Creating a space for local iGEM teams
For many iGEM teams in Latin America, access to lab infrastructure is still a barrier. That’s where Benjamin’s lab steps in, with a simple philosophy: Share what you have.
Benjamin Arias (left), supervising and mentoring a student at his lab.
The lab offers mentorship, equipment, reagents and guidance to teams that might not otherwise participate. Sometimes they help refine projects; other times, they co-design biosensors or assist with DNA parts. There are no strict requirements, only a focus on ethical research, open science, and mutual respect. "We aim to lower barriers, not raise them." Benjamin says.
Through six editions of a hands-on synthetic biology course co-hosted with Ecuador’s first community bio lab, BioHackUIO, they've trained students from across the region, including Peru.
His long-term vision is ambitious: A distributed network of community labs across Latin America, sharing protocols, mentorship and hardware; a decentralized infrastructure for a new kind of biotechnology, open, collaborative and deeply local, where future iGEMers can come in and build local solutions for local problems.
"SynBio should be as accessible as programming," he says. "And I want to build the tools to make that true."
Microbial BioArt designs on petri dishes produced in Arias’s lab (Synbiogenetics USFQ).
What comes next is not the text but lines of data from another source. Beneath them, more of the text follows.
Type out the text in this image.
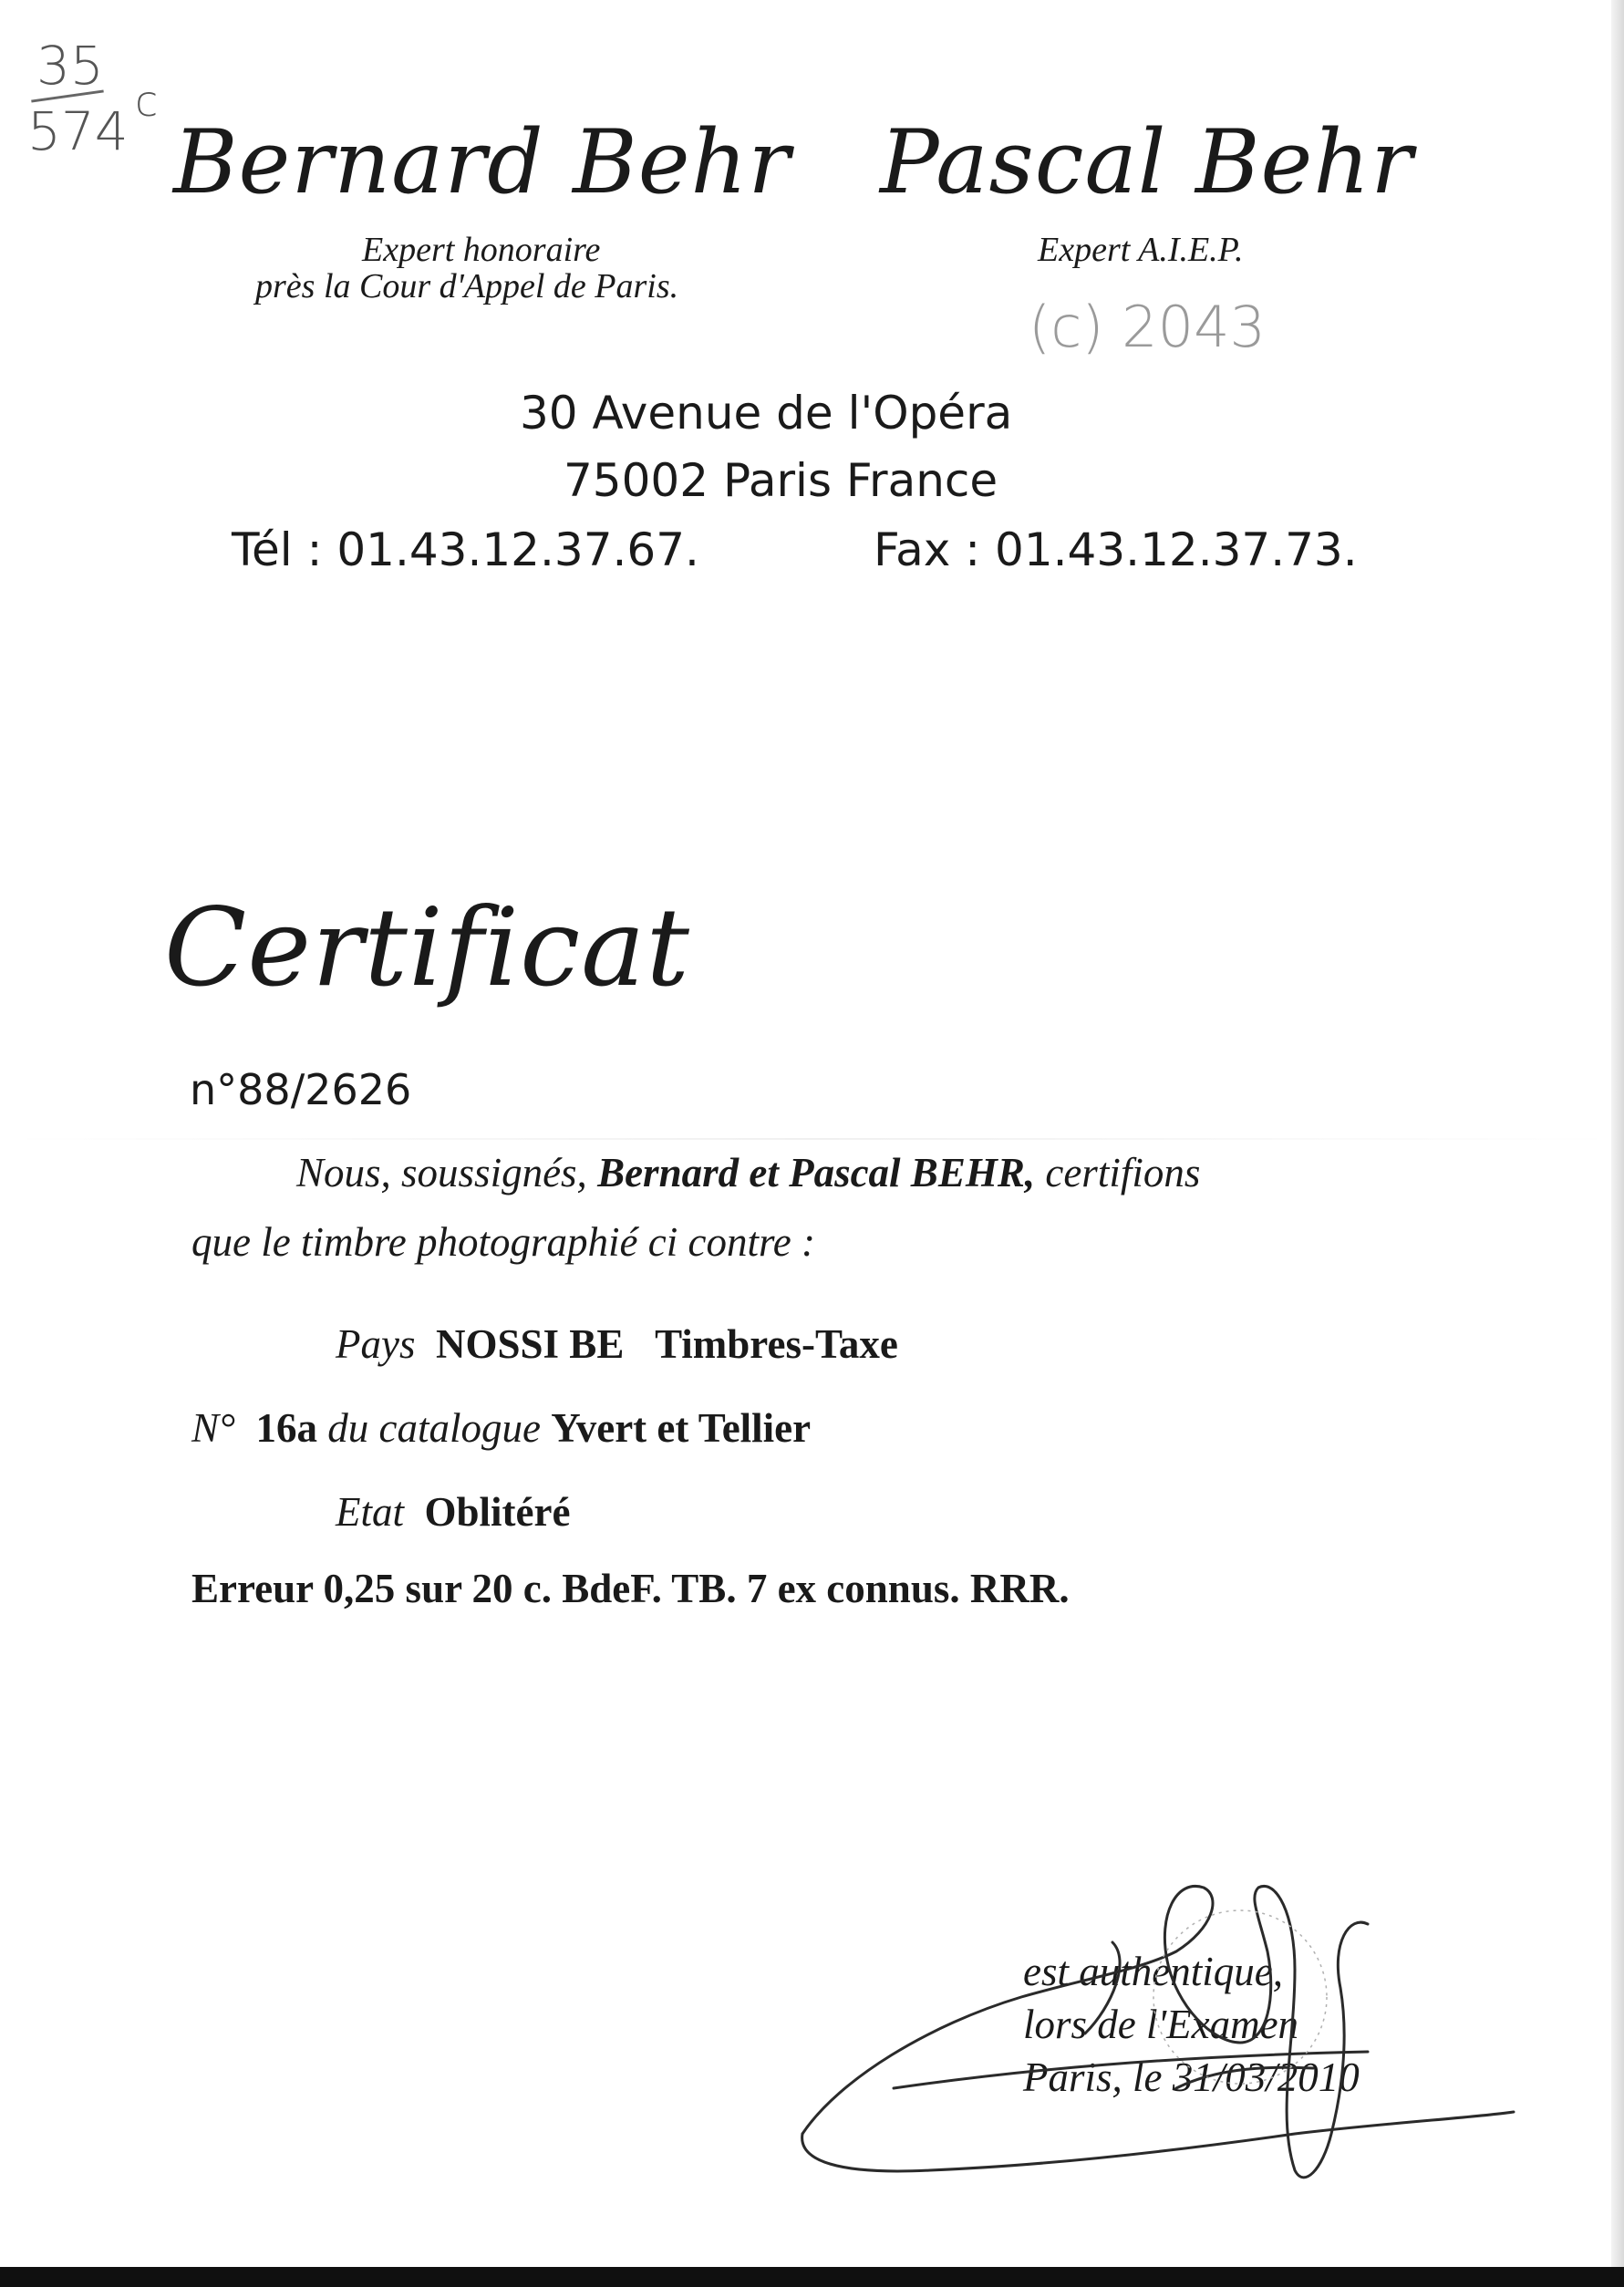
35
574 c
(c) 2043
Bernard Behr Pascal Behr
Expert honoraire
près la Cour d'Appel de Paris.
Expert A.I.E.P.
30 Avenue de l'Opéra
75002 Paris France
Tél : 01.43.12.37.67.	Fax : 01.43.12.37.73.
Certificat
n°88/2626
Nous, soussignés, Bernard et Pascal BEHR, certifions
que le timbre photographié ci contre :
Pays NOSSI BE Timbres-Taxe
N° 16a du catalogue Yvert et Tellier
Etat Oblitéré
Erreur 0,25 sur 20 c. BdeF. TB. 7 ex connus. RRR.
est authentique,
lors de l'Examen
Paris, le 31/03/2010
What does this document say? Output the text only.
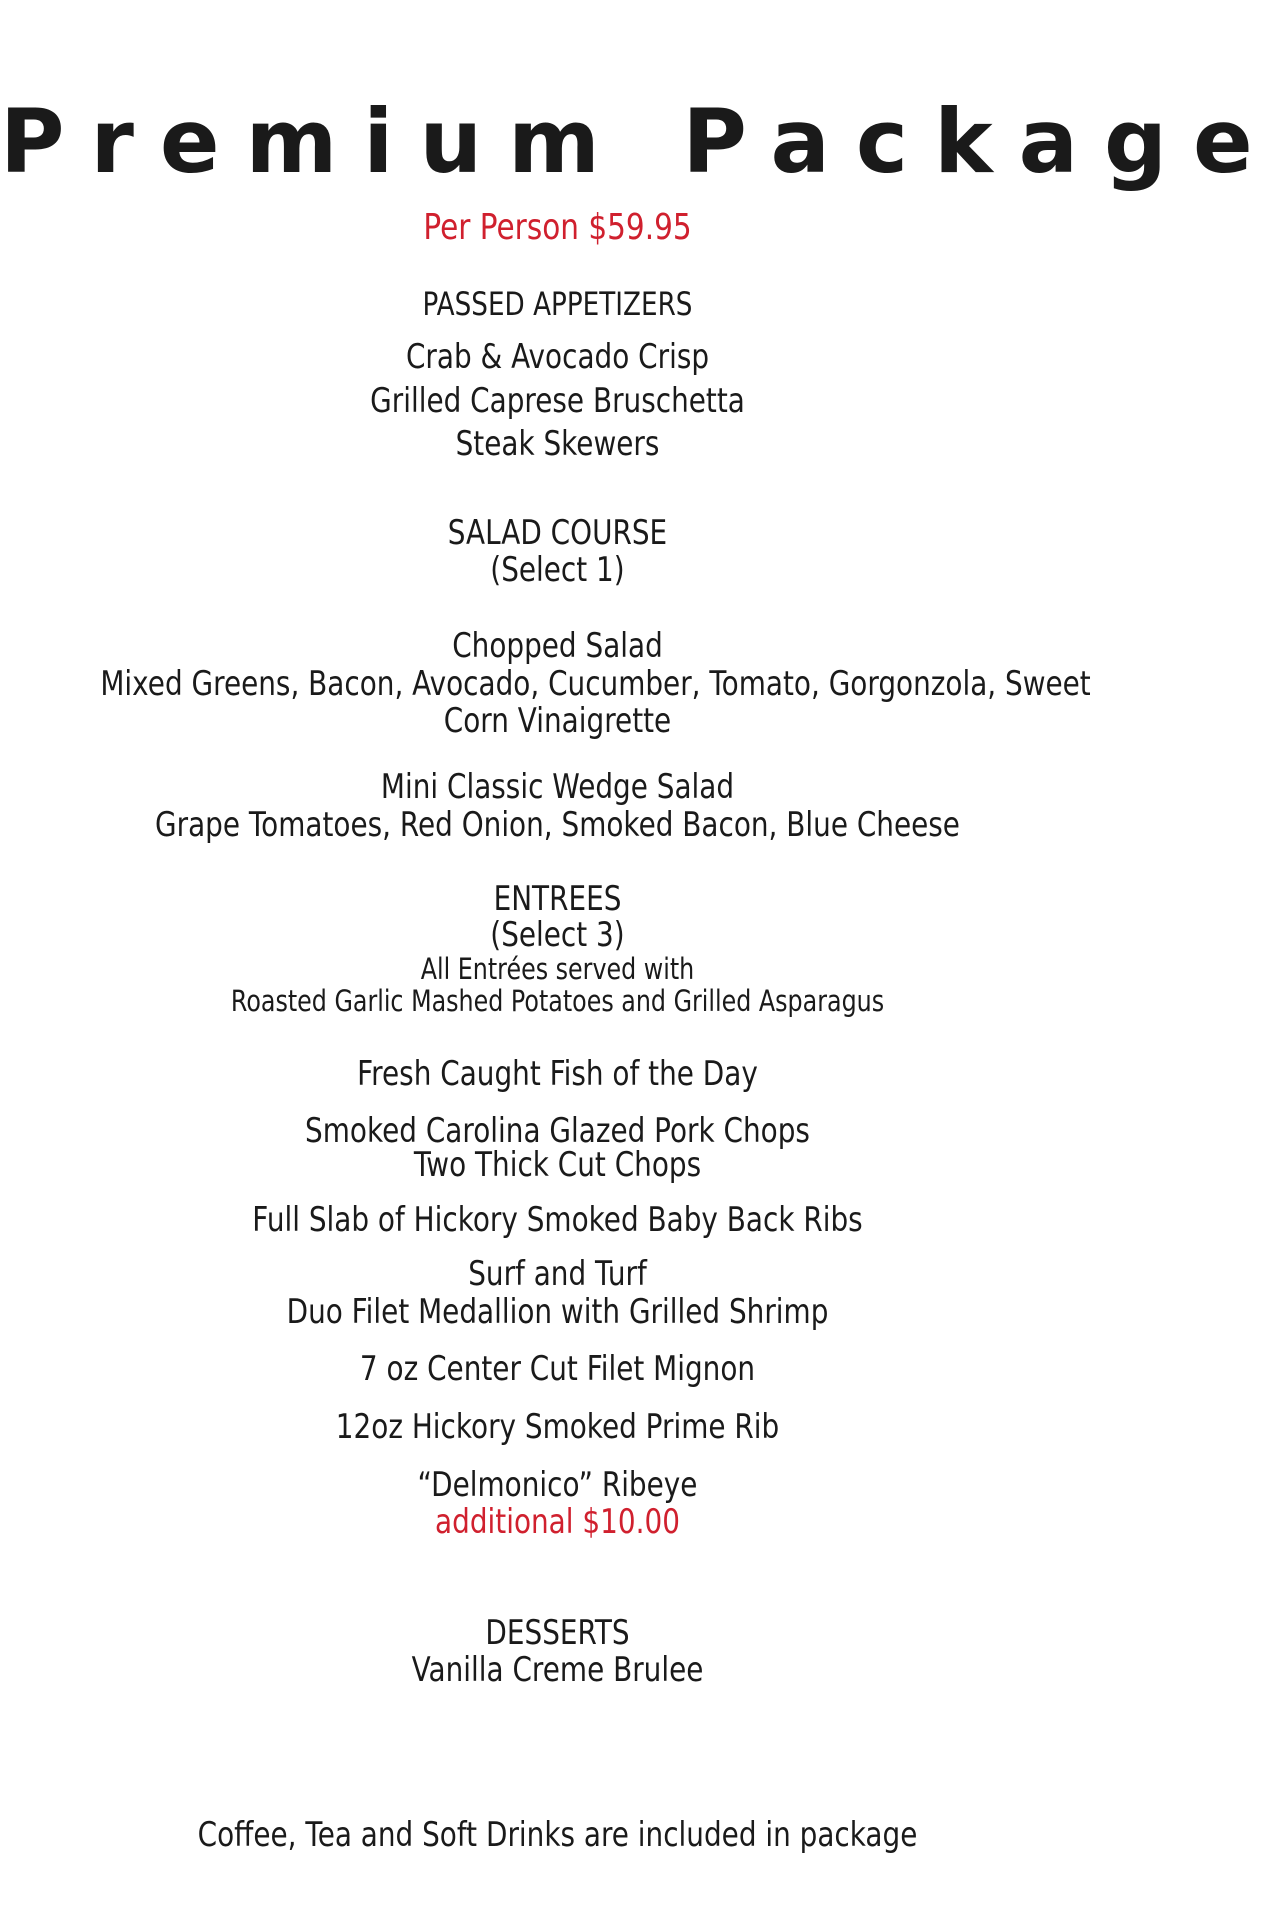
Premium Package
Per Person $59.95
PASSED APPETIZERS
Crab & Avocado Crisp
Grilled Caprese Bruschetta
Steak Skewers
SALAD COURSE
(Select 1)
Chopped Salad
Mixed Greens, Bacon, Avocado, Cucumber, Tomato, Gorgonzola, Sweet
Corn Vinaigrette
Mini Classic Wedge Salad
Grape Tomatoes, Red Onion, Smoked Bacon, Blue Cheese
ENTREES
(Select 3)
All Entrées served with
Roasted Garlic Mashed Potatoes and Grilled Asparagus
Fresh Caught Fish of the Day
Smoked Carolina Glazed Pork Chops
Two Thick Cut Chops
Full Slab of Hickory Smoked Baby Back Ribs
Surf and Turf
Duo Filet Medallion with Grilled Shrimp
7 oz Center Cut Filet Mignon
12oz Hickory Smoked Prime Rib
“Delmonico” Ribeye
additional $10.00
DESSERTS
Vanilla Creme Brulee
Coffee, Tea and Soft Drinks are included in package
An Open Invitation for Future iGEMers
Benjamin believes the iGEM community has a role to play in this future. His message?
“Some of the most creative, determined and socially driven teams are in the Global South. Let’s connect, collaborate and build the future together!”
For teams looking for support, mentorship or a place to co-create, his lab is open. Reach out via his Instagram account (@the.scifientist). There are also community calls and office hours, because as he says:
"We’re building a hub, not a gate."
And to young synthetic biologists across Latin America, he offers this:
“Your background is not a limitation, it’s your superpower. Don’t wait for permission to build. Start now, with what you have, where you are. We’re here to help you shine brighter than any GFP (Green Fluorescent Protein)!”